The sperm acrosome plays a major role in the penetration and fusion of gametes, which leads to successful fertilization. Similarly, Veeramachaneni (2000) reported that pesticide exposure during or after pregnancy can result in acrosomal abnormalities in mammals. Another study showed that greater doses of glyphosate-based compounds dramatically reduced the acrosome integrity in the sperm of stallions, suggesting that pesticides cause cellular damage in the cell membrane (Spinaci et al., 2022). The present study showed that the sperm viability and acrosomal integrity were reduced in all ETU-treated groups after 30 minutes and 2 hours incubation (Fig. 5). Similar results were obtained from the different concentrations of mancozeb (0.01 - 0.5 µM)-treated groups incubated for 30 minutes and 2 hours in boar spermatozoa (Adikari et al., 2022).
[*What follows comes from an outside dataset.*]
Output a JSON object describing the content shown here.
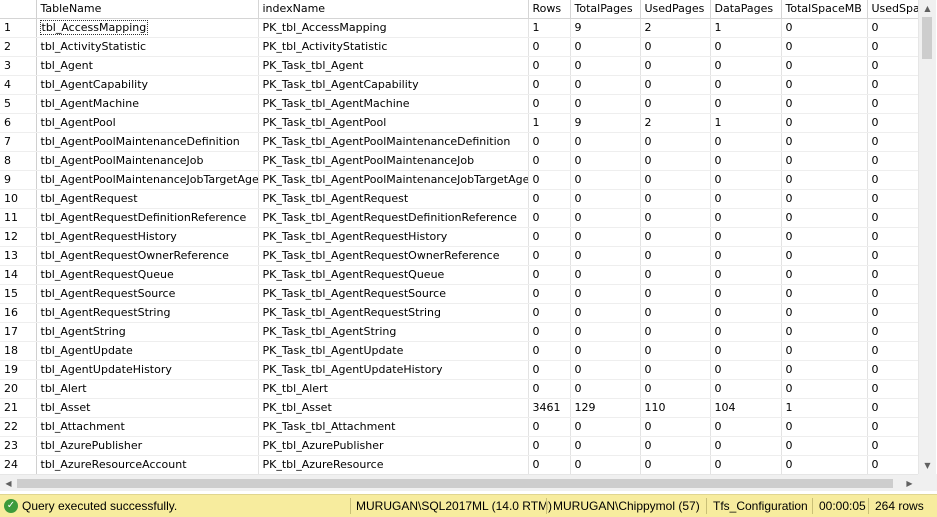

An absence of AKAP3 could disrupt the integrity of the subcellular structure and proteome of mouse spermatozoa, resulting in male infertility (Xu et al., 2020). AKAP4 is an essential component of the sperm biology, particularly in the flagellar structure and motility, and may affect other sperm functions, such as chemotaxis and capacitation (Blommaert et al., 2019). The lack or absence of AKAP4 expression in male mice is related to impaired sperm motility and fibrous sheath dysplasia (Miki et al., 2002). Zhao et al. (2018) reported that ODFs are part of the complex structure that surrounds the central axoneme in the flagellum. Reduced ODF2 protein expression in ETU-exposed sperm (Fig. 6) was positively correlated with decreased motility, indicating structural alterations in the sperm flagella. ZPBP2, which is expressed abundantly in sperm cells, is necessary for sperm maturation and fertilization because it binds to the zona pellucida, allowing the sperm to penetrate the oocyte (Lin et al., 2007; Kozlovsky and Gefen, 2013). In the present study, an analysis of several sperm protein expressions suggests that direct exposure to ETU may reduce sperm motility and fertilization capacity, possibly due to structural changes in sperm proteins.
Conclusion
Direct exposure of boar spermatozoa to ETU decreased motility, motion kinematics, viability, acrosome integrity, and chromatin stability while increasing intercellular ROS production. The levels of AKAP3, AKAP3, ODF2, and ZPBP2 mRNA expression decreased gradually in sperm exposed to ETU. Therefore, direct exposure of spermatozoa to different concentrations of ETU adversely affects the fertilization capacity.